Akıllı telefonların (ya da diğer yönden gelen avuç içi araçların) gelişmeleriyle birlikte tartışılan konuların başında işletim sistemi geliyor. PC tarafında Windows tekelinde olan ama Linux’un da kıyasıya savaştığı işletim sistemi dünyası, akıllı telefon ve tabi ki tablet alanında, Apple’ın iOS’u ile Google’un Android’i arasında gidip geliyor. Bu araya HP ise satın aldığı Palm platformunun işletim sistemi WebOS ile çıkmıştı ama başarılı olamadı. Bunun nedenleri tartışılıyor.

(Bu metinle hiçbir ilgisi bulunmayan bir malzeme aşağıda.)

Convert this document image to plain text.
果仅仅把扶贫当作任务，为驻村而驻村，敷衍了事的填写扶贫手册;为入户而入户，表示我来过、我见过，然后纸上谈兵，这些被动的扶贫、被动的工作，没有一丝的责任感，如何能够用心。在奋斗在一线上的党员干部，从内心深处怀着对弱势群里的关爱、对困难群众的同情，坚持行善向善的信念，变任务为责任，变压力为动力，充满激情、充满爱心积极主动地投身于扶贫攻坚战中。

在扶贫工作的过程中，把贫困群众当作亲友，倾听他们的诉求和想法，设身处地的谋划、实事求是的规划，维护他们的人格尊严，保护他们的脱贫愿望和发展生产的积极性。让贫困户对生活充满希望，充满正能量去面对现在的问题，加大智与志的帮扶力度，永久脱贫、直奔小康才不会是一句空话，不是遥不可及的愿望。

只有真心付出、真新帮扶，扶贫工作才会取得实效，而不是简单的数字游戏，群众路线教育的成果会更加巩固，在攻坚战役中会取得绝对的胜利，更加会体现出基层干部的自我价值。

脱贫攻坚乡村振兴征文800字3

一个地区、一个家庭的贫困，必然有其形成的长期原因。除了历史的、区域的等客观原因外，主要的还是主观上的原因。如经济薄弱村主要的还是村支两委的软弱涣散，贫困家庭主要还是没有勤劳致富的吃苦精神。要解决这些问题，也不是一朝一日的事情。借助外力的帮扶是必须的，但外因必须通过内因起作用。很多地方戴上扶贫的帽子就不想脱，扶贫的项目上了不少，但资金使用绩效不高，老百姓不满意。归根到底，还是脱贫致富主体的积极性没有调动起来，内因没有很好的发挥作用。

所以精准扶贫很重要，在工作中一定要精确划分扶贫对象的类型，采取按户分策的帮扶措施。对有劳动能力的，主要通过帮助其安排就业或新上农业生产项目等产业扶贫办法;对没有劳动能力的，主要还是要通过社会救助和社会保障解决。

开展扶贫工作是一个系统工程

HP’nin Touchpad fiyaskosu ve 1,2 milyar Dolara alıp sonrasında açık kaynağa devretmek zorunda kaldığı Palm platformu [1] ile ilgili birçok haber yazılıp çizildi. Ancak dediğimiz gibi bu konular hala tartışılmaya devam ediyor. Özellikle Palm’ın elindeyken son derece gelecek vaat eden bir işletim sistemi platformu iken sonrasında alıcı bulunamayıp [2] geçtiğimiz günlerde de –açık kaynakçıları sinirlendiren bir sunuşla– açık kaynağa devredilen webOS’un hikayesi son derece ilginç.
Uzmanlar, Palm ve webOS’un yükselişinin ardında çok ciddi bir mühendislik çalışması olduğunu ancak işletim sistemi platformunun henüz hem kendisi hem de pazar hazır değilken piyasaya sürüldüğü için bir türlü beklenen başarıyı sergileyemediğini söylüyorlar. Palm firmasında çalışan ve daha donra HP bünyesine geçen pek çok mühendis, Apple ve benzeri büyük firmalarda çalışma tecrübesi olan kişiler. Bu kişilerden birisi de daha Palm’a geçmeden önce Google firması ve Mozilla Vakfı’nda çalışmış olan Dion Almaer. Palm’da Geliştirici İlişkilerinden Sorumlu Yönetici olarak çalışan Almaer, kişisel blog yazısında şu ifadelere yer vermekte:
“Üzücü olan şey, Palm’ın (ve webOS’un) yükselişi ve düşüşünün ardında muhteşem bir öykünün yatması. Tüm bu zaman sarfında orada çalışmıyordum ama birlikte çalıştığım kişilerin anlattıklarından ve canavarın midesinde geçirdiğim süreden çok şey öğrendim. Baktığınız zaman bir taraftan, Palm’da olağanüstü mühendislerle tanıştım. Çok çalışkandılar ve projeye çok önem veriyorlardı. Bu mühendislerin pek çoğu Apple ve diğer muhteşem şirketlerden gelmişlerdi.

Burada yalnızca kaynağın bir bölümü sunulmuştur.